Anti Memori Penuh! Mulai Oktober PeduliLindungi Bisa Diakses di Aplikasi Lain

Update corona | 27 September 2021, 10:49 WIB
Ilustrasi penggunaan aplikasi PeduliLindungi. Petugas bandara menunjukan aplikasi PeduliLindungi yang ada di telepon genggamnya di Bandara Soekarno Hatta, Tangerang, Banten, Senin (2/8/2021). (Sumber: Kompastv/Ant)

JAKARTA, KOMPAS.TV - Kesulitan mengunduh aplikasi PeduliLindungi karena memori di ponsel pintarnya penuh, acap kali dialami oleh sebagian masyarakat. Dan menjadi penghambat sebagian orang melakukan perjalanan. 

Tapi jangan khawatir, mulai Oktober mendatang Kementerian Kesehatan (Kemenkes) akan manjadikan fitur aplikasi PeduliLindungi bisa diakses di aplikasi lain.

Hal tersebut untuk meminimalisir aplikasi di telepon pintar masyarakat ketika melakukan perjalan atau datag ke tempat umum.

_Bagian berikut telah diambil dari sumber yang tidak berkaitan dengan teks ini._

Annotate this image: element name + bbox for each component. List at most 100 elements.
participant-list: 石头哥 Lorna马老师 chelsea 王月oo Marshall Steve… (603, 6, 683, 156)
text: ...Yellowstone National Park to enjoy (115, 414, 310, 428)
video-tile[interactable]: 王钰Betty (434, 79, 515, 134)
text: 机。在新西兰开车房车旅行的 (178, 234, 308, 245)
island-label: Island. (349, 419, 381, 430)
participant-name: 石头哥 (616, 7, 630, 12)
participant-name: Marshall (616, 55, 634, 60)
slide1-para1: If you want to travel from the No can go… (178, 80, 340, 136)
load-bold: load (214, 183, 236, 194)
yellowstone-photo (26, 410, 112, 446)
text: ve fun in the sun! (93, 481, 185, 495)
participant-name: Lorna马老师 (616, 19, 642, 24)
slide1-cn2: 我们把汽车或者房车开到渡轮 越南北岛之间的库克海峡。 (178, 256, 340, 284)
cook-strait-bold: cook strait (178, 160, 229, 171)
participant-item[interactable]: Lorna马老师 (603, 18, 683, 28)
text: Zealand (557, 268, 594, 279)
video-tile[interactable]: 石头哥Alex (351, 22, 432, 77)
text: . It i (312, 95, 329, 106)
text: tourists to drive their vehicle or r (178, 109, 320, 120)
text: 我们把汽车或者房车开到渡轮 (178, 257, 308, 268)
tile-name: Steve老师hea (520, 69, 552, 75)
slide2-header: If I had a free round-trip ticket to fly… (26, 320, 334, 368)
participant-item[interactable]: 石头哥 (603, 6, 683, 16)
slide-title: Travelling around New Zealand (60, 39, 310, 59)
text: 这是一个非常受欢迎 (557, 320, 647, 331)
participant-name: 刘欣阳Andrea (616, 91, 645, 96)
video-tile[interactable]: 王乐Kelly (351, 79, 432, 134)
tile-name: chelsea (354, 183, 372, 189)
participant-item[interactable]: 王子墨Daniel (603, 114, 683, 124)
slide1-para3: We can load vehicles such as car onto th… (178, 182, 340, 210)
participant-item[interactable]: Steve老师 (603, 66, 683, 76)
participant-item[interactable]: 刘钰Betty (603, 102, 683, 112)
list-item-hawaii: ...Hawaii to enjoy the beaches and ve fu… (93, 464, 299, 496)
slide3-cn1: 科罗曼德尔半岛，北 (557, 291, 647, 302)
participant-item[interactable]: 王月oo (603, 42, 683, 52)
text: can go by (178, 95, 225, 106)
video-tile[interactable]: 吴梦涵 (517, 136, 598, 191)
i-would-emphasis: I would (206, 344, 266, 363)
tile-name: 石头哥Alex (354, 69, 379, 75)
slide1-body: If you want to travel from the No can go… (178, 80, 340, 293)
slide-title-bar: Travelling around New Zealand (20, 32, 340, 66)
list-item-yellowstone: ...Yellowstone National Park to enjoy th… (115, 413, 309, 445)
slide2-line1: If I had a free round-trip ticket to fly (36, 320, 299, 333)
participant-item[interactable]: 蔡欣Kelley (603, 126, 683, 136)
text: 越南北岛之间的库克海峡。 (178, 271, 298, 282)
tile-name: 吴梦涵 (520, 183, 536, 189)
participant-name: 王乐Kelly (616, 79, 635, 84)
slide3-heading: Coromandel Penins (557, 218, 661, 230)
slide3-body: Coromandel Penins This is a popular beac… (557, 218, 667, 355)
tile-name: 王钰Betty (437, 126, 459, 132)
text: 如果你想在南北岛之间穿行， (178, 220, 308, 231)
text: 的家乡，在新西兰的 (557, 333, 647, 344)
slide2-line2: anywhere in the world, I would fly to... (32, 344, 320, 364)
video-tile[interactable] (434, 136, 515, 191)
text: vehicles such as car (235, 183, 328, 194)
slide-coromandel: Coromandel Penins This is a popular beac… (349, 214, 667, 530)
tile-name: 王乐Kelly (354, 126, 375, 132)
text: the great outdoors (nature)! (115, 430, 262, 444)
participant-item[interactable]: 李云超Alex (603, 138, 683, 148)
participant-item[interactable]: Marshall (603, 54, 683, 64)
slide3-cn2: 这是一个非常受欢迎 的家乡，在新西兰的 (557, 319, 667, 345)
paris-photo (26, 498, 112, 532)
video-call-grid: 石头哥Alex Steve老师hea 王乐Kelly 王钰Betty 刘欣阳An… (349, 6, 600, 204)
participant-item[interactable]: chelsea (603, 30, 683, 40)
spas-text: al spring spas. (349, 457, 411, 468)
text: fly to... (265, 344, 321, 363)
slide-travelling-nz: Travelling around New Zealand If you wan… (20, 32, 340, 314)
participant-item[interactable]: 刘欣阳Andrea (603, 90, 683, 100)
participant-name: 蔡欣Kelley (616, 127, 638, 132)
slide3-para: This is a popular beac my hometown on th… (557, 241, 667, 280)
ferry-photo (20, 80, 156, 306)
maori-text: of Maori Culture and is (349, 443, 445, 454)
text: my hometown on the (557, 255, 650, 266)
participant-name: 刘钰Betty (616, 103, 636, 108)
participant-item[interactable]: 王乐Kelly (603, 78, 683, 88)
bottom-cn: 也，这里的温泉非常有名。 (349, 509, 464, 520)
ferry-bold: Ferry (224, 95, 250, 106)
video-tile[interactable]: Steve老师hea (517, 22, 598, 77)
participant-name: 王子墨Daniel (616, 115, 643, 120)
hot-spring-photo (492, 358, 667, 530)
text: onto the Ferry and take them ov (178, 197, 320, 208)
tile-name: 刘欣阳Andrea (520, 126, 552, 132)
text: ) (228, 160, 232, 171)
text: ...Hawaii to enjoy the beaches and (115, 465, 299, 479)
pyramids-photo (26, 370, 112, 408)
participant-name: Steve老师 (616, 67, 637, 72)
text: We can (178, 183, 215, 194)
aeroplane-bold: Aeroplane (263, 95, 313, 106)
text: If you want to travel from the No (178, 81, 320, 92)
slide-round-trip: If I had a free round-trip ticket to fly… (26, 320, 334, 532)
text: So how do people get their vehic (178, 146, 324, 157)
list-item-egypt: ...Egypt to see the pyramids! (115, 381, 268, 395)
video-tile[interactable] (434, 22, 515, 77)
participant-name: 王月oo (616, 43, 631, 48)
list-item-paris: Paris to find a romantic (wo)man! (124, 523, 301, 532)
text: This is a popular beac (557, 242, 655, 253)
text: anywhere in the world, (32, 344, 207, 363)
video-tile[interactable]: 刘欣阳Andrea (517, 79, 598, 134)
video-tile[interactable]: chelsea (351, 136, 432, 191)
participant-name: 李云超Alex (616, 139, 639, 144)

Chief Digital Transformation Office Kemenkes Setiaji mengatakan, saat ini pihaknya sudah berkoordinasi dengan platform-platform digital seperti Gojek, Grab, Tokopedia, Traveloka, Tiket, Dana, Cinema XXI, Link Aja, bahkan ada juga aplikasi dari Pemerintah Jakarta yaitu Jaki.

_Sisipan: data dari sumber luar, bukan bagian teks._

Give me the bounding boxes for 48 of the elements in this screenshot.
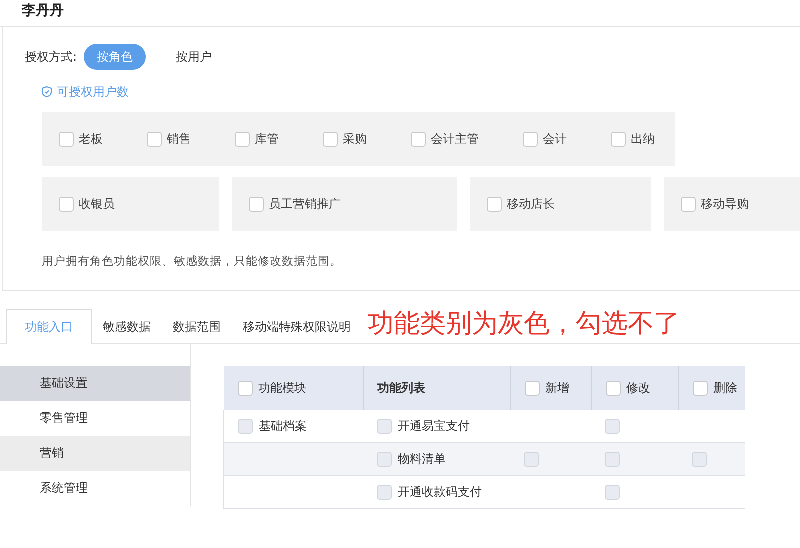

Baca Juga: Oktober Mendatang, Naik Kereta Api dan Pesawat Bisa Tanpa PeduliLindungi 

Jadi, lanjut dia, masyarakat tidak harus menggunakan PeduliLindungi tetapi bisa mendapatkan fitur-fitur yang ada di PeduliLindungi pada aplikasi tersebut.

“Ini akan launching di bulan Oktober ini. Ada proses dimana kami memerlukan beberapa model untuk bisa diakses oleh setiap orang. Jadi aplikasi yang paling banyak digunakan itu kan seperti ada Gojek, Grab, Tokopedia dan lain sebagainya Itu bisa digunakan untuk bisa masuk ke berbagai macam fitur yang ada di PeduliLindungi,” katanya dikutip dari sehatnegeriku.kemenkes.go.id, Senin (27/9/2021).

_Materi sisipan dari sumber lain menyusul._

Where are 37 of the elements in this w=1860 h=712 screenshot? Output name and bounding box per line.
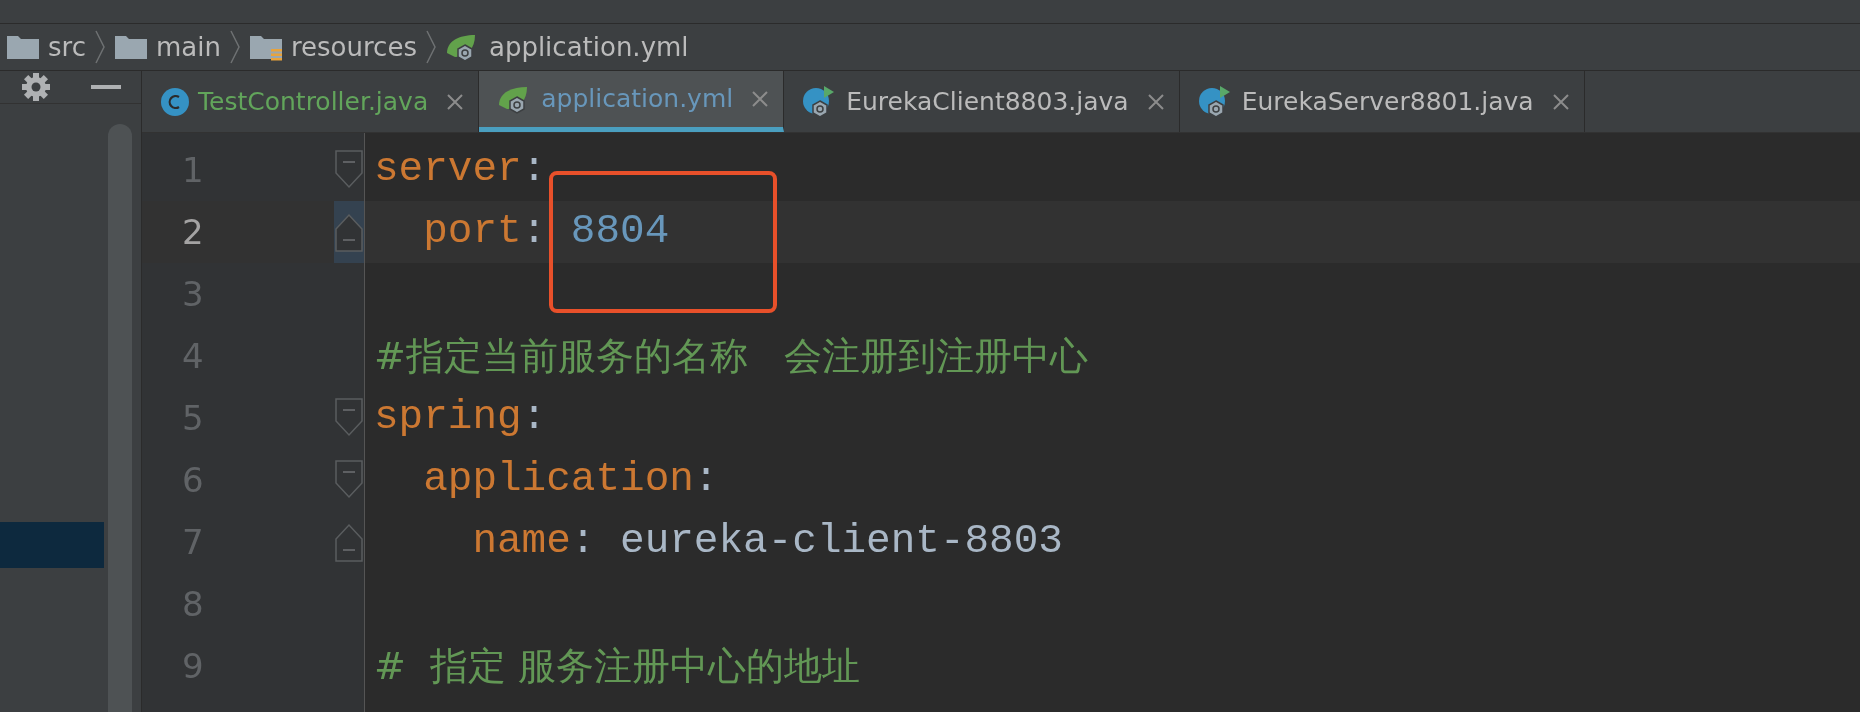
fold-marker-icon[interactable] <box>335 212 364 252</box>
breadcrumb-item[interactable]: src <box>6 27 86 67</box>
code-token: server <box>374 145 522 195</box>
class-icon <box>160 86 190 117</box>
editor-tab[interactable]: EurekaServer8801.java <box>1179 71 1585 132</box>
chevron-icon <box>424 30 437 64</box>
close-icon[interactable] <box>446 92 465 111</box>
code-comment: # 指定 服务注册中心的地址 <box>374 642 861 690</box>
fold-marker-icon[interactable] <box>335 522 364 562</box>
fold-marker-icon[interactable] <box>335 150 364 190</box>
breadcrumb-item[interactable]: main <box>113 27 221 67</box>
code-token: : <box>521 393 547 443</box>
code-token: name <box>471 517 571 567</box>
code-token: application <box>422 455 694 505</box>
settings-icon[interactable] <box>19 71 52 103</box>
code-comment: #指定当前服务的名称 会注册到注册中心 <box>374 332 1089 380</box>
fold-marker-icon[interactable] <box>335 398 364 438</box>
code-token: port <box>422 207 522 257</box>
line-number: 2 <box>182 210 205 254</box>
code-token: : <box>521 207 548 257</box>
fold-marker-icon[interactable] <box>335 460 364 500</box>
code-token: eureka-client-8803 <box>620 517 1063 567</box>
close-icon[interactable] <box>1551 92 1570 111</box>
code-token: : <box>570 517 597 567</box>
close-icon[interactable] <box>1146 92 1165 111</box>
editor-tab[interactable]: TestController.java <box>142 71 480 132</box>
close-icon[interactable] <box>751 90 770 108</box>
code-token: spring <box>374 393 522 443</box>
editor-tab[interactable]: EurekaClient8803.java <box>784 71 1180 132</box>
chevron-icon <box>228 30 241 64</box>
chevron-icon <box>93 30 106 64</box>
code-token: : <box>521 145 547 195</box>
code-token: : <box>693 455 719 505</box>
minimize-icon[interactable] <box>91 84 122 90</box>
breadcrumb-item[interactable]: application.yml <box>444 27 689 67</box>
code-token: 8804 <box>570 201 670 263</box>
breadcrumb-item[interactable]: resources <box>248 27 417 67</box>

Adapun orang yang tidak punya ponsel pintar dan akan melakukan perjalanan udara maupun dengan kereta tetap bisa teridentifikasi status hasil tes swab PCR maupun antigen dan sertifikat vaksinnya. 

Status tersebut bisa diketahui melalui nomor NIK saat membeli tiket.

“Sudah kami berlakukan di bandara, misalnya di bandara itu bahkan di tiket  sudah kita integrasikan. Kalau naik kereta api itu sudah tervalidasi pada saat pesan tiket, sehingga tanpa menggunakan handphone pun itu bisa diidentifikasi bahwa yang bersangkutan sudah memiliki vaksin dan ada hasil tesnya (PCR atau antigen),” ucapnya.